Walter Abish. ECLIPSE FEVER (Faber, #6.99).
* HAVING written one novel which was itself a 200-page question, How
German Is It?, Walter Abish turns his interrogatory eye on the
transformation of America from continent into theme park. Set in Mexico,
Eclipse Fever is a complex tale of the appropriation of Aztec art by
rich collectors and of the US's culture-as-commodity mentality spilling
across its backyard -- in the middle of which, cuckolded critic
Alejandro tries to discover a sense of his own heritage unmediated by
white European values. Provocative and witty, Abish's catechistic style
teases out the contradictory relationship between Latin America and its
wealthy neighbour, asking How American Is It? and giving a depressing
and cautionary answer.
Jay McInerney (editor). COWBOYS, INDIANS AND COMMUTERS: The Penguin
Book Of New American Voices (Penguin, #9.99).
* ACCORDING to Jay McInerney in his introduction, the influence of the
Dirty Realists on the American short story was so great that, by the
late eighties, ''the American frontier seemed to be located somewhere
between the kitchen sink and the Hibachi in the backyard.

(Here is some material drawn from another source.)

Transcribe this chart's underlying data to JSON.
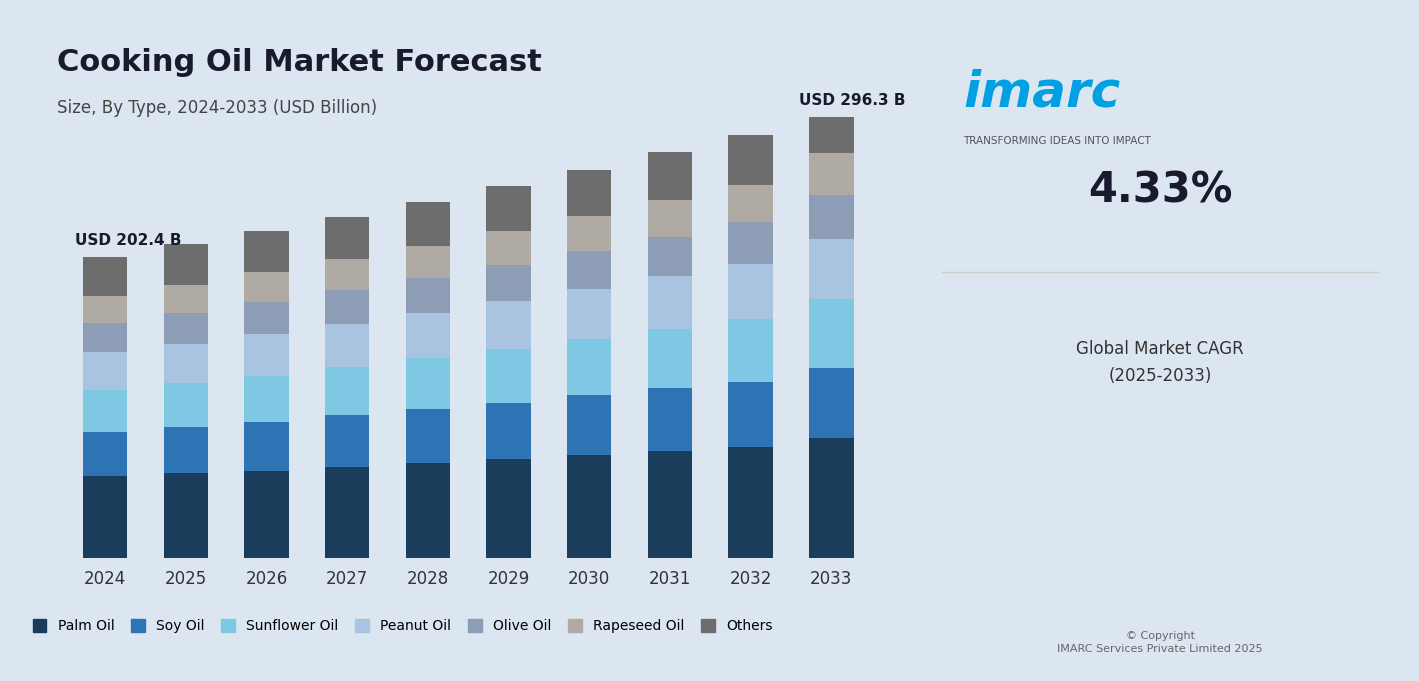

Nature was the
lawn''. While some would argue that this sure beat the insides of
nightclubs filled with preppie nihilists, this anthology of authors
first published in the nineties (including Donna Tartt and William T.
Vollmann) backs up his claim that diversity is once more the rule rather
than the exception. Vistas explored stretch from Native American
reservations to the streets of New York, with Jeffrey Eugenides once
more confirming his status as one of the brightest young things around.